Le cabestan
Je ne suis après tout qu’une simple hypothèse,
De moi même le jeu, le pion et la synthèse,
Stratège sans armée de ma propre parade,
Navire à l’ancre, aussi, oublié en sa rade.
Naguère j’ai connu les émois des grands larges,
J’ai tiré sur l’amarre, hautain parmi les barges,
Et rêvé d’un voyage en l’océan possible,
Soulevé d’une houle, alors, presque invincible.
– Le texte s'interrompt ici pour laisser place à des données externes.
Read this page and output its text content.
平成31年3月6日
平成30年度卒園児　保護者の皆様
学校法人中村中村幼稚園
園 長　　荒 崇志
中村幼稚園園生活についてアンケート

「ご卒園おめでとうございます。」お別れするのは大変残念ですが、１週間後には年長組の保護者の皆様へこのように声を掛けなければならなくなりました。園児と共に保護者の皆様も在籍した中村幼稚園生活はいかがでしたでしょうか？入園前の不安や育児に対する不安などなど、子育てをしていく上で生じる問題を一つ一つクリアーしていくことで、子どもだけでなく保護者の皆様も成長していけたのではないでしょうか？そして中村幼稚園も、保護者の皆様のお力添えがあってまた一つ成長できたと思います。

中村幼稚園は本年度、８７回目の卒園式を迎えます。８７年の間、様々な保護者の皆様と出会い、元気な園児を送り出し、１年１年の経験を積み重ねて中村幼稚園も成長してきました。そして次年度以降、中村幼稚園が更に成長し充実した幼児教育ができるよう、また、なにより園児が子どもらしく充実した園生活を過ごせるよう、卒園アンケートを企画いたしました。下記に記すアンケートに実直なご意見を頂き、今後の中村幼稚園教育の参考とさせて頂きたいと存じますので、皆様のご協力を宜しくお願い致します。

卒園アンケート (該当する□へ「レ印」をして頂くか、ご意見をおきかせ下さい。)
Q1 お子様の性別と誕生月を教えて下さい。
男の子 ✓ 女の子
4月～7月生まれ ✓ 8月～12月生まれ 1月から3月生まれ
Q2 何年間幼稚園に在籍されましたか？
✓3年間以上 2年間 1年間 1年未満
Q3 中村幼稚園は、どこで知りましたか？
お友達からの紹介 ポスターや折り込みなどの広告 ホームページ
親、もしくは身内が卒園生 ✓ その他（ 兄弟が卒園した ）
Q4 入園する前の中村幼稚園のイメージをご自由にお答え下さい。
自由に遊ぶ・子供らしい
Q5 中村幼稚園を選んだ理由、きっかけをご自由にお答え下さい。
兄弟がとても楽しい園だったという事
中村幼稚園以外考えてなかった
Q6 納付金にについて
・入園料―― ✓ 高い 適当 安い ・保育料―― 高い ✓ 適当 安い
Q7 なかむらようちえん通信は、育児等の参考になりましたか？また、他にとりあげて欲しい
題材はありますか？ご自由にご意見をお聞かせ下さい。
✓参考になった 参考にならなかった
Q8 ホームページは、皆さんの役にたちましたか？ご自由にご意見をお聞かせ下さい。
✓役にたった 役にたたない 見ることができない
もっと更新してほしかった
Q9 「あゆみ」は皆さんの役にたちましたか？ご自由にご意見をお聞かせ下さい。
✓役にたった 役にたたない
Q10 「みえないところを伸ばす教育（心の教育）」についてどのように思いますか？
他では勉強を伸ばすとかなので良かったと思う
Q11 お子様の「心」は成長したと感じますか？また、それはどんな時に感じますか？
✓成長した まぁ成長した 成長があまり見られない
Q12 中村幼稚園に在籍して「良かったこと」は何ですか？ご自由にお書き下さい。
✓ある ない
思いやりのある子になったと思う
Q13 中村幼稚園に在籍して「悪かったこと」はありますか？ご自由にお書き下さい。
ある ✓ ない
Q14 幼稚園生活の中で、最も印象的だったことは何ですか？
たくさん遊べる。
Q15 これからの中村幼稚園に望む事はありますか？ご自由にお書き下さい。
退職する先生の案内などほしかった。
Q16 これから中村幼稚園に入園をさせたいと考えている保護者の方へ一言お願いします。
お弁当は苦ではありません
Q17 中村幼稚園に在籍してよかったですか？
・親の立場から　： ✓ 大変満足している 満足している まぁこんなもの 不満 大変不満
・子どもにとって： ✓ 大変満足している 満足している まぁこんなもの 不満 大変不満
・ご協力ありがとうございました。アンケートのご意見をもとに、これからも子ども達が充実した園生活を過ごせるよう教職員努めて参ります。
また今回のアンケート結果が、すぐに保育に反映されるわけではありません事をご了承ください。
Mais les vents ont péris aux marées ajoutées
Jour à jour au gréement ; désormais déboutées
Les lames ne m’atteignent, lors, agonisantes,
Que pour corrompre mes élingues pourrissantes.
Mes voiles défroquées n’agrippent plus la brise,
Sinon que pour claquer, injure à l’aube grise,
Et maudire un peu plus le parjure du temps,
Au crachin qui roussit l’ancre et le cabestan.
Je n’aurai même pas l’honneur de la déroute,
Lorsque qu’une vague morte aura crevé ma soute,
Plutôt que le naufrage aux croisées des hauts-fonds,
Je serai ce gisant envasé aux limons.
Et pillé peu à peu de la proue à la poupe
Mon étrave perdue promise à la découpe ;
Enfin, noyée d’embruns, toute ma conjecture
Ne sera plus qu’un lieu sans coque ni mâture.
Quelque mollusque enfin en l’épave morbide,
Ira chercher refuge en ma membrure vide,
Jusque en ce jour prochain, où, stance diluée,
Je ne serai plus rien, onde sous la nuée.